Desmond released his torso from Wil’s grasp and rose from the plastic-covered couch. “I think I’m going to go to New York at the end of next semester. I’ve been thinking more and more.”
Wil clasped his hands and looked at the floor. “It feels like we’re just getting started with everything.”
“You are. But I don’t think this is the place for me. I never thought it was.”
“When you say ‘this,’ what do you mean?”
“Detroit isn’t the place for me. There’s nothing to keep me here. And plus, I got dreams. You see the movie, right? That’s what I want to be.”
“But I want you here.”
Desmond sat back on the couch and looked Wil in the eye. “You know that this isn’t what you want, and this isn’t working.”
“I guess I never considered what this is.”
“Detroit ain’t made for me, and it can’t be for two people like us. You can be here, but I got my mind made up.”
Wil puffed out his cheeks and exhaled. “And you’ll come back for me when I’m a big success, I take it.”

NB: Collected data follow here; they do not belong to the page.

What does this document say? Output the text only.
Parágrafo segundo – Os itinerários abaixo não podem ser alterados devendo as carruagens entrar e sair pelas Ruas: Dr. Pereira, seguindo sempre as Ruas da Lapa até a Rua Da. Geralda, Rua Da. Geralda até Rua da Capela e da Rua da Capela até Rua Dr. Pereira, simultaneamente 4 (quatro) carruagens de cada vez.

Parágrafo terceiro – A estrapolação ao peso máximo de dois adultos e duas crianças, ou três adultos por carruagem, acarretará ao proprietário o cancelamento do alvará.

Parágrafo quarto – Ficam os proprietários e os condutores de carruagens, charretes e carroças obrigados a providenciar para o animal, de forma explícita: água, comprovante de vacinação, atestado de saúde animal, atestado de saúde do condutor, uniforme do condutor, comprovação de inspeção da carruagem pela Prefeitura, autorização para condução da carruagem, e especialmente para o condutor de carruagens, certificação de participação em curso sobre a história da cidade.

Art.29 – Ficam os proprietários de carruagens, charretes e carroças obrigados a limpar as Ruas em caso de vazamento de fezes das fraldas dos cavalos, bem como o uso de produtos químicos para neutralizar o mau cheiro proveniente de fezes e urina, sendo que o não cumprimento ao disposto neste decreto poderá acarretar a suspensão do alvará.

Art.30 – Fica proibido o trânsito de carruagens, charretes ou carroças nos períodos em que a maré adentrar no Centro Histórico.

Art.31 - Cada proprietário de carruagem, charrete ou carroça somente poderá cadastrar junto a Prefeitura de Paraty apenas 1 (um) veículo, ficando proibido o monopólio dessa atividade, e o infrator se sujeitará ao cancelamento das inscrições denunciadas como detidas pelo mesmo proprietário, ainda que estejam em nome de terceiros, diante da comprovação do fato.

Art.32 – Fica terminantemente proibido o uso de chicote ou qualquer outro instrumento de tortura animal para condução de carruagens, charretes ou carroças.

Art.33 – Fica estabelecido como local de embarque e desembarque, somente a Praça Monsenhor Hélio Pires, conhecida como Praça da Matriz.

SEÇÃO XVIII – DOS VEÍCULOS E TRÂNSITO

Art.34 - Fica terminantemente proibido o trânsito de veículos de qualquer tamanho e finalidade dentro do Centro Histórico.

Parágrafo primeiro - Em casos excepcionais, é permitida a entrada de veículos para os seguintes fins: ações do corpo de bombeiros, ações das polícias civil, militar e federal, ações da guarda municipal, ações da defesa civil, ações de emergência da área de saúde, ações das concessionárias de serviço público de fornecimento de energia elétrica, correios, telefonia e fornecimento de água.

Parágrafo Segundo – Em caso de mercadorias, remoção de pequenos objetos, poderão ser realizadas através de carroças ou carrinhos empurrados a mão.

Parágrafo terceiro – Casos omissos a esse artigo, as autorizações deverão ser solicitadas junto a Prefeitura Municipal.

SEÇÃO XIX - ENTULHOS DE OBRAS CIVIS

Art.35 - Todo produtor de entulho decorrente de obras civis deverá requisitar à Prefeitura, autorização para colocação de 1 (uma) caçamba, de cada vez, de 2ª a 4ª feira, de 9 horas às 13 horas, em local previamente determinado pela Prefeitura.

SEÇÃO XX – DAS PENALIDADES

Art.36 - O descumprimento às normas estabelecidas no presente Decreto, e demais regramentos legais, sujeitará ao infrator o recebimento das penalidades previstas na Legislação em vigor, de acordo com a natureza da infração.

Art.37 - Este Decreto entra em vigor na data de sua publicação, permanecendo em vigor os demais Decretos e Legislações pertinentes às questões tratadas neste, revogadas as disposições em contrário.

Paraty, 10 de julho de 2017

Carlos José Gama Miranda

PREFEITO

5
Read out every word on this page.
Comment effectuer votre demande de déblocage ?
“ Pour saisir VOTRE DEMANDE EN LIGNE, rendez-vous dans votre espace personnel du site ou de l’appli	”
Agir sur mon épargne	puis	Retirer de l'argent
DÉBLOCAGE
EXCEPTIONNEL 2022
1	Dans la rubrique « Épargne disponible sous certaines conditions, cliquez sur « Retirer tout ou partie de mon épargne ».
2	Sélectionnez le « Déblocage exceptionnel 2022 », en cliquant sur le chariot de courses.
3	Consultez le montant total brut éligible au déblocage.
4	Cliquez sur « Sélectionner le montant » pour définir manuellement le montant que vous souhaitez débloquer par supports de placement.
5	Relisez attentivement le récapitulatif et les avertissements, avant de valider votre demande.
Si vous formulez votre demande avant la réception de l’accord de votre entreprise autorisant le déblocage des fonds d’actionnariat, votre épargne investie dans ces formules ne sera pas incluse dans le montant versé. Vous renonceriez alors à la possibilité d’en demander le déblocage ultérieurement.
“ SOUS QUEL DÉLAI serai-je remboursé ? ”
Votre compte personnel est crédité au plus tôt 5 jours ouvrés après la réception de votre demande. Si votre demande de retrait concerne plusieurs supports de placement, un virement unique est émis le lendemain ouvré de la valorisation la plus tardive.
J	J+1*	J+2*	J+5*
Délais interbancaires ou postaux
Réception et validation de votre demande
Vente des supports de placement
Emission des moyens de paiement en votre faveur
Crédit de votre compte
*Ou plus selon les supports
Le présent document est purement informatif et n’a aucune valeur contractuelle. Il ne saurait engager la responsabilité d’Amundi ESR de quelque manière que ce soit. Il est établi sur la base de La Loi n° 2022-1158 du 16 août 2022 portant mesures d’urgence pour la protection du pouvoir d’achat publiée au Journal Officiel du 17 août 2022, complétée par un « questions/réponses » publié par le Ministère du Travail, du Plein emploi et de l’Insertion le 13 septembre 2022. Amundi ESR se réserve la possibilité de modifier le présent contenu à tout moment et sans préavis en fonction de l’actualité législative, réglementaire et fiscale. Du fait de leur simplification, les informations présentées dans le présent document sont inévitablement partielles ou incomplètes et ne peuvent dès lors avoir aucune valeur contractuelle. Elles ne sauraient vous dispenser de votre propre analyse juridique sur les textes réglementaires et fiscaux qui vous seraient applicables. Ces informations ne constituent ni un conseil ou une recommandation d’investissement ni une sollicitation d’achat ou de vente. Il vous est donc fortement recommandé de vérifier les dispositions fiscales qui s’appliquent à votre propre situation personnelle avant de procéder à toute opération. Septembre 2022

“If you’re not married with kids by then,” Des mumbled.
“You know what song I like?” Wil asked, jumping up to his feet.
Des looked puzzled while Wil made his way over to the stereo.

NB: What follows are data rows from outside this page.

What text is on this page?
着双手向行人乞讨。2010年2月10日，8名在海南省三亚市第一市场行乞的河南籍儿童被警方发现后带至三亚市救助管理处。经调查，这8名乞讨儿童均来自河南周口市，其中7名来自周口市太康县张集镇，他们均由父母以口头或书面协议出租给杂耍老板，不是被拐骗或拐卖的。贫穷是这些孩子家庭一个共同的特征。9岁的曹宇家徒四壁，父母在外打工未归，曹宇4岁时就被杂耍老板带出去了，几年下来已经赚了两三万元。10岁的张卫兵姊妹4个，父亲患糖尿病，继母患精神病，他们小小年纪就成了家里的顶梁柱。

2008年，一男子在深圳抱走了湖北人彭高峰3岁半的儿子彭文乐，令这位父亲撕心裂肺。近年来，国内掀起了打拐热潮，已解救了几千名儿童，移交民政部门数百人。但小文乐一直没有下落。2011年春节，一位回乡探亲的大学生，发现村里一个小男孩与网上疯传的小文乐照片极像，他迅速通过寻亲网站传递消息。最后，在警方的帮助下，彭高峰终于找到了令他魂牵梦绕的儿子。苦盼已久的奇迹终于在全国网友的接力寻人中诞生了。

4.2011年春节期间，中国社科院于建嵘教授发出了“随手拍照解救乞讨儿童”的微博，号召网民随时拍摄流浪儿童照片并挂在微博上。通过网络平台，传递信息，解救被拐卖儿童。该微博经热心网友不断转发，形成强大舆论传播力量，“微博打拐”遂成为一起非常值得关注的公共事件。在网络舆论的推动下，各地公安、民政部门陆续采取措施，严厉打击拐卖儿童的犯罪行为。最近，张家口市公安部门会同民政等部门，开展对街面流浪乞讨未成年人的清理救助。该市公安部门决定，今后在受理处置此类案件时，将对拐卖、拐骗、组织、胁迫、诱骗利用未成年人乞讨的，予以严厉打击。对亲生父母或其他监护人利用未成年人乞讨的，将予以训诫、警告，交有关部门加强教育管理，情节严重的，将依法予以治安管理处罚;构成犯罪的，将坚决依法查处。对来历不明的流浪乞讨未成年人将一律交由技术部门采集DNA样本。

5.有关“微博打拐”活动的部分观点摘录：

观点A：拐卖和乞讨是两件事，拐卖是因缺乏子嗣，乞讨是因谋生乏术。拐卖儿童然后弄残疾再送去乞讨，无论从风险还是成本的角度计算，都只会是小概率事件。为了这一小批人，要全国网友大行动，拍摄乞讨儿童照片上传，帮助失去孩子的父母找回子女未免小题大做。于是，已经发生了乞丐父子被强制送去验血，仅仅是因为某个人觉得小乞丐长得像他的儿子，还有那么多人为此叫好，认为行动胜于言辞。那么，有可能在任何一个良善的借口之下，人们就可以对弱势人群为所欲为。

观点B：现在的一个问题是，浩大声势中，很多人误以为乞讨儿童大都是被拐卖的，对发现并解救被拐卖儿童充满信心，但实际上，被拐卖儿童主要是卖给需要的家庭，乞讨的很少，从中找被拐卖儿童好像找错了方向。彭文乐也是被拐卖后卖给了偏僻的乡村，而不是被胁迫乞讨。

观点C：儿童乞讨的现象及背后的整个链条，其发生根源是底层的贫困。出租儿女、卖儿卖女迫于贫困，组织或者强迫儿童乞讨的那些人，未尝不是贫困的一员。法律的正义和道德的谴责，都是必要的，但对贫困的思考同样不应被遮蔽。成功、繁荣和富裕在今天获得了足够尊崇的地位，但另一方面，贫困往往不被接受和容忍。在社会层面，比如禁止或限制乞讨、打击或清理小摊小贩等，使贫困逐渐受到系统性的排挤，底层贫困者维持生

“They’re from Grand Rapids, but I heard a rumor they’re really from the east side.
I wish I could write a song half as good as these Lite-Brites.
Look at the liner notes—they write and produce their own stuff, the whole family. ”
Des was already holding back but was so confused he ignored wiping a tear away as the needle dropped on a vinyl Wil had pulled out.
Wil made his way back to the couch and put his arms around Des as the lyrics did the talking: “Let me help you find yourself, ’cause you don’t need nobody else… stay with me.”
“No. Come with me to New York when I’m done.”
“I’m staying. And we’ll work on this. Us. I’ll…figure it out. But I can’t let you leave. Not me, not now.”
Des drooped, then smiled. “Stop trying to sound like Billy Dee. You ain’t no Billy Dee.”
“And you ain’t no Miss Ross, Mister Uppity.”
“I’m not uppity, I’m me. And I’m tired of not really being me.”
“If you weren’t you, then I wouldn’t be with you right now,” Wil said, squeezing Des’s shoulder. “I guess in a way, you make me, me. And I can’t be me without you, so what is it that I have to do to make you who you want to be?”
Des looked at his watch, looked out the window, and looked back to Wil. “It’s not too late outside,” he said, moving his hand inside Wil’s. “Let’s just take a walk.”